The great biographer William Manchester had the ability to transport the reader back to a period of history with the lust and vigor of great fiction. Unfortunately, due to Manchester’s untimely death–and despite his already in-depth research on Churchill, in the hands of journalist Paul Reid this third volume of “The Last Lion” is merely dry and factual. I’ve never been overwhelmed by the size of large tomes, but this book has been difficult to navigate due to the fact that it seems to be “just about the facts” and fails to bring these larger than life characters that dominated the WWII stage back to life.

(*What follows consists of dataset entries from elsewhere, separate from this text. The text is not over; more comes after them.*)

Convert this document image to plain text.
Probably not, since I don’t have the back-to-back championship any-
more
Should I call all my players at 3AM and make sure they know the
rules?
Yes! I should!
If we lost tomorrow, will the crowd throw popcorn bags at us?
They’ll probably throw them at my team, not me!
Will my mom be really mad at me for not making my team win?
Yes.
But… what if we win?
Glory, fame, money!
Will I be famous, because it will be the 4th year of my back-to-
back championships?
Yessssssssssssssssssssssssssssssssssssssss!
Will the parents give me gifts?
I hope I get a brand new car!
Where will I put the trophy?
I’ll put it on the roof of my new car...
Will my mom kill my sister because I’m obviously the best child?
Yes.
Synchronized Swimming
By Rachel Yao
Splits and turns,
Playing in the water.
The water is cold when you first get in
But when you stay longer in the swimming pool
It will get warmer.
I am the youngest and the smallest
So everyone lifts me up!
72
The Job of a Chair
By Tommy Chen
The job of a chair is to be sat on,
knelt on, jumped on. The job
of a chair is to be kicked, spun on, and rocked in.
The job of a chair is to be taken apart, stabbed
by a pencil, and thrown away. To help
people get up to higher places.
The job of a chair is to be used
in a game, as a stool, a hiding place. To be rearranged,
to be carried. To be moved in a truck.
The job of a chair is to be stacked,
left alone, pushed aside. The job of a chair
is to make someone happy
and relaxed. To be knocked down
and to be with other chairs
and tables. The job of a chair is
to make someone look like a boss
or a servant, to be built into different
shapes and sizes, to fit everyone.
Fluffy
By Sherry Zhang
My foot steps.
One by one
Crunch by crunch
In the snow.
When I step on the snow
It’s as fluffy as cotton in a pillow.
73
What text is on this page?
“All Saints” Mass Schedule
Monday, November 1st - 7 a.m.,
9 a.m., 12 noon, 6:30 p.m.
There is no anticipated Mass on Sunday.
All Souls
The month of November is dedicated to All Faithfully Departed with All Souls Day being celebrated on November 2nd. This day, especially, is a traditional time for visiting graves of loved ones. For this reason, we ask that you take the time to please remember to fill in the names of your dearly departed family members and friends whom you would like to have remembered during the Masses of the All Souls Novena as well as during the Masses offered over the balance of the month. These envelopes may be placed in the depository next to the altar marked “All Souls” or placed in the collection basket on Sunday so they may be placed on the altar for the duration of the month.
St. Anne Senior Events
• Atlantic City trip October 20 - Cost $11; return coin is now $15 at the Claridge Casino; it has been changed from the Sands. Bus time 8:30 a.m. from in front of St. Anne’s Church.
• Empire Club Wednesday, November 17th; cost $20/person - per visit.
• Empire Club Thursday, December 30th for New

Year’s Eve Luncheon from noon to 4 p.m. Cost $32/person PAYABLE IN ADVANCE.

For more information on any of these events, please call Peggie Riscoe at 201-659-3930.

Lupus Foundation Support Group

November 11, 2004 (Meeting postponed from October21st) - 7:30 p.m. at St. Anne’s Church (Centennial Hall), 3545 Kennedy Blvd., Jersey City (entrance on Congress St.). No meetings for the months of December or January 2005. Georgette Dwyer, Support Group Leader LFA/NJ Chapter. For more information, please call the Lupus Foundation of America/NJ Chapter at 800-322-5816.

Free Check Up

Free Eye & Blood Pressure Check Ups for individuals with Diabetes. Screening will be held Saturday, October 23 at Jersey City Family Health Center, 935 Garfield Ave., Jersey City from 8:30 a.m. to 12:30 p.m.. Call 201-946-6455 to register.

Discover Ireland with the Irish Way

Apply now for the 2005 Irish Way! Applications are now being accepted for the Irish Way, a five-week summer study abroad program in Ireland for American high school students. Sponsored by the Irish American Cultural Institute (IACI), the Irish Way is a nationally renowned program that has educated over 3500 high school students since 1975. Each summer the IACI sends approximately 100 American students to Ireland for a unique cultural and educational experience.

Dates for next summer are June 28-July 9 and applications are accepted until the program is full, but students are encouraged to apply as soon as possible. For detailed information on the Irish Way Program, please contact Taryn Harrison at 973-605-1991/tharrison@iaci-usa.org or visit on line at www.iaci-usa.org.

I still give it four stars because these same facts are meticulously documented, and for the sake of history this facet of a most momentous task—documenting Winston Churchill’s war years was well accomplished. Alas, the presentation is sterile and uninspired–unlike the two previous volumes in the trilogy.
To be fair there was but one William Manchester. And it is only fair to acknowledge that Paul Reid had an unenviable task trying to write in the footsteps of a great master; this he failed to do with the élan and grace of Manchester, but in the end I would rather have read this less-than-stellar book than had no Volume 3 at all. Finally, to have had Churchill’s war years neglected due to the mortality of a great author would have been a sad loss; my gratitude to Paul Reid for leaping into the breach and endeavoring to do his best to set the record straight.